O economista-chefe da Associação Comercial de São Paulo pensa diferente. “Não podemos subestimar a capacidade do consumidor brasileiro. Se na África do Sul, no México, nos Estados Unidos, os consumidores alcançaram essa maturidade, o brasileiro também vai conseguir”, defende Solimeo. “O consumidor brasileiro é muito inteligente e aprende rápido”, completa.
Tramitação
O Projeto de Lei 405/07, relatado por Walter Ihoshi, está na Comissão de Defesa do Consumidor. Se aprovado, irá para a Comissão de Constituição e Justiça, onde será analisado em caráter conclusivo, ou seja, sem a necessidade de passar pelo Plenário. A proposta já foi aprovada no Senado, onde foi apresentada pelo ex-senador Rodolpho Tourinho (DEM-BA).
Já o PL 836/03, que disciplina tanto o cadastro positivo quanto o negativo, aguarda posição da Mesa Diretora sobre recurso apresentado pelo deputado Sílvio Costa (PMN-PE) contra o caráter conclusivo da proposta do deputado Bernardo Ariston (PSB-RJ). Sílvio quer que também o Plenário examine o projeto, já aprovado pelas comissões permanentes da Casa.

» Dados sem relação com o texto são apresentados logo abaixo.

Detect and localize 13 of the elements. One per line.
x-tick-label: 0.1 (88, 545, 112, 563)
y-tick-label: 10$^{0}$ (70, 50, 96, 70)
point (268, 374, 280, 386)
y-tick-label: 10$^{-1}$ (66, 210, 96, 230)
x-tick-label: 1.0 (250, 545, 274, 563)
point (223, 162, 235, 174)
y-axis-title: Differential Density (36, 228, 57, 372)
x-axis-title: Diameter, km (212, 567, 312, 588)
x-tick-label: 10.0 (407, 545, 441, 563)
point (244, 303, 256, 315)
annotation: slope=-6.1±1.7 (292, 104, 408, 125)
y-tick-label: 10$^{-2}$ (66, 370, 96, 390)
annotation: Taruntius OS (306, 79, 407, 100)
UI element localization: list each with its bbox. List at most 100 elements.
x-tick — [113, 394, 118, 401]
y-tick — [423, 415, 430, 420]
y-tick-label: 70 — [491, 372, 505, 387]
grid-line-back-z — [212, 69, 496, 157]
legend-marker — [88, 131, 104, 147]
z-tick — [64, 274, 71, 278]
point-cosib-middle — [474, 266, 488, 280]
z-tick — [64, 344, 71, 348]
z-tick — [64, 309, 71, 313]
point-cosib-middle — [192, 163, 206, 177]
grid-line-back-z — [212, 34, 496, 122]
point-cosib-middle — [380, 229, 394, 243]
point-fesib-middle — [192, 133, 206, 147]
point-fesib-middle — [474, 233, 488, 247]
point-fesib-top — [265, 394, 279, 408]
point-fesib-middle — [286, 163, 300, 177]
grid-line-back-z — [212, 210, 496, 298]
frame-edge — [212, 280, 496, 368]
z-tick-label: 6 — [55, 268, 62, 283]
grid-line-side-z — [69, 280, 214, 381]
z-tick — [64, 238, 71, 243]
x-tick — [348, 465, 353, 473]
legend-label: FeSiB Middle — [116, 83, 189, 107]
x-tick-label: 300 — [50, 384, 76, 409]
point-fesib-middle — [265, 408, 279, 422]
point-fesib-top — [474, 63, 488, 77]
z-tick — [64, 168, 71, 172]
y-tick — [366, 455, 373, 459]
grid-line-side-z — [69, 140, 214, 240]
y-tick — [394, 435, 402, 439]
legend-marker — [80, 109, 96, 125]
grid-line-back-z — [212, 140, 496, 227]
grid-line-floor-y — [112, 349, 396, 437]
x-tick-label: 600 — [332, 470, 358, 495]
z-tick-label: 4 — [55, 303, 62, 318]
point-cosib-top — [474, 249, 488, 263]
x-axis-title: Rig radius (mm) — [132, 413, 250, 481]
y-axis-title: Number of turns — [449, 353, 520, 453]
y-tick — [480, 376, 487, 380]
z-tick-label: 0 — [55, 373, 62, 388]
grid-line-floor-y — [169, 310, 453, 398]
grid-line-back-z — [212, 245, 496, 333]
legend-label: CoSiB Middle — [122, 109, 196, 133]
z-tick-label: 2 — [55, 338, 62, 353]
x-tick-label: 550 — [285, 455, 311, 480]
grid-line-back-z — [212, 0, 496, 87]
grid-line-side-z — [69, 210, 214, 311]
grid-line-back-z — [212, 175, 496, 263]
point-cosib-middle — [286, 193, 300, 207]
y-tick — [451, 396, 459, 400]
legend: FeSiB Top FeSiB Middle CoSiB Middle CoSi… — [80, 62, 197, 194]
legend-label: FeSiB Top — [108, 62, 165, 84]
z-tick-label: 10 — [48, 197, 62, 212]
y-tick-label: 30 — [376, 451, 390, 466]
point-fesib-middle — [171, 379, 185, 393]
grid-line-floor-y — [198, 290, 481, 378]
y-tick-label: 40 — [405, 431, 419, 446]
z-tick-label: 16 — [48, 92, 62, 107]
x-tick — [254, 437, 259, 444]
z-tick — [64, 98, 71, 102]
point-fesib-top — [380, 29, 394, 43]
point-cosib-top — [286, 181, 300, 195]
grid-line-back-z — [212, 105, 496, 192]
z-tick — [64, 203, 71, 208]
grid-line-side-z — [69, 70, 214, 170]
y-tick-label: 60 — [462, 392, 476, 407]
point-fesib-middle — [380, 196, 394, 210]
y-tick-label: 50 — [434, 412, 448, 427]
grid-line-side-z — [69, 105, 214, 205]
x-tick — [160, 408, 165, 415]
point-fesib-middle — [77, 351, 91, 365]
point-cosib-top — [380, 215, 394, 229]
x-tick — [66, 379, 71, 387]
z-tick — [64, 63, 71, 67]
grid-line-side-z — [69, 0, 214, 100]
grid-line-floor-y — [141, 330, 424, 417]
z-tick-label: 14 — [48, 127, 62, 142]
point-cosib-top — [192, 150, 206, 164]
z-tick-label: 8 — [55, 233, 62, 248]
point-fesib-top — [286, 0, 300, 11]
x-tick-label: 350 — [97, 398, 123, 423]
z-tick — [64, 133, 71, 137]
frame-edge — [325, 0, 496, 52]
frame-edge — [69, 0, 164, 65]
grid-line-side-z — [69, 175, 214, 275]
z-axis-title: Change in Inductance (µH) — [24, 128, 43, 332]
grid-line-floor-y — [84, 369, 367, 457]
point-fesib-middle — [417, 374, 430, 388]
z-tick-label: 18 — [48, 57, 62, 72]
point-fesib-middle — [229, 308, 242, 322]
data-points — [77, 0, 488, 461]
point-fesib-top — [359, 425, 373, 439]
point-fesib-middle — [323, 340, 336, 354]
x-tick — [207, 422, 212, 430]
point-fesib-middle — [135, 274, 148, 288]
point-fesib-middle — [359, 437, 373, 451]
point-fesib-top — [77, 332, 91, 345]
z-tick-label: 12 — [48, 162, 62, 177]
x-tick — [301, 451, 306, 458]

O texto traz regulamentações para banco de dados e serviços de proteção ao crédito, sejam eles “negativos” ou “positivos”. Ele dispõe sobre a notificação de abertura de cadastro; regula a responsabilidade das empresas que emitem informações sobre a situação financeira de clientes, incluindo nisso a correção de erros nos dados; e veda o fornecimento de informações que possam atrapalhar novo acesso do cidadão ao crédito.